“They drive me to madness,” he cried, “but in the end—in the end I shall have him! To hold him down and torture the life out of him inch by inch, with the terror in his eyes all the time! Why, I could kill him by that alone—by only looking at him.”

He gloated over the picture called up in his soul. If ever demon’s eyes looked from a human face, they looked from his that night.

“Duke,” I whispered in horror, “you have terrible cause for hate, I know; but oh, think of how one grain of forgiveness on your part would stand you with—with God, Duke.”

He gave a wretched, sickening laugh.

“By and by,” he cried. “But tell me first where he’s hiding!”

“I don’t know,” I said. “Duke——” and I held out a yearning hand to him.
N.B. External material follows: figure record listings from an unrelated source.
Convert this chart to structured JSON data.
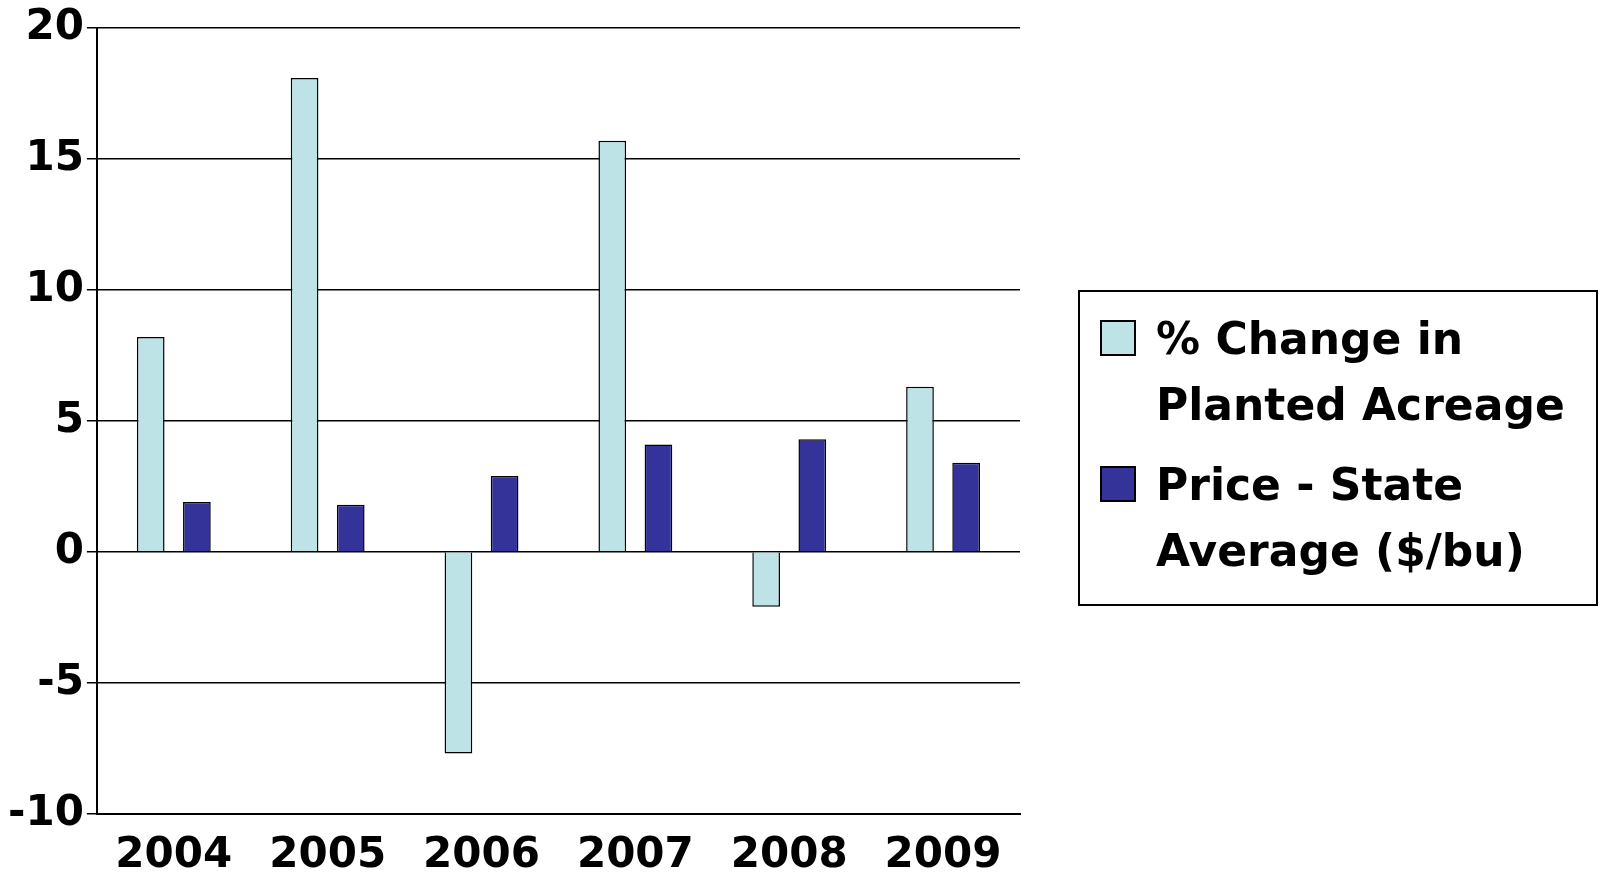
{
  "chart_data": {
    "type": "bar",
    "categories": [
      "2004",
      "2005",
      "2006",
      "2007",
      "2008",
      "2009"
    ],
    "series": [
      {
        "name": "% Change in Planted Acreage",
        "color": "#bde3e6",
        "values": [
          8.2,
          18.1,
          -7.7,
          15.7,
          -2.1,
          6.3
        ]
      },
      {
        "name": "Price - State Average ($/bu)",
        "color": "#333399",
        "values": [
          1.9,
          1.8,
          2.9,
          4.1,
          4.3,
          3.4
        ]
      }
    ],
    "ylim": [
      -10,
      20
    ],
    "yticks": [
      -10,
      -5,
      0,
      5,
      10,
      15,
      20
    ],
    "grid": "y",
    "legend": "right"
  }
}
At that he struck at me savagely and, running crookedly into the night, was lost in the rainy darkness.

CHAPTER XXX.
I GO HOME.

So much of strange incident had crowded with action the long years of my life in London, that, as I walked from the station down into the old cathedral town, a feeling of wonder was on me that the hand of time had dealt so gently with the landmarks of my youth. Here were the same old gates and churches and houses I had known, unaltered unless for an additional film of the fragrant lichen of age. The very ruins of the ancient castle and palace were stone by stone such as I remembered them.

There was frost in the air, too; so that sometimes, as I moved dreamily onward, a sense as if all that gap of vivid life were a vanished vision and unreality moved strongly in me. Then it seemed that presently I should saunter into the old mill to find my father and Zyp and Jason sitting down as usual to the midday meal.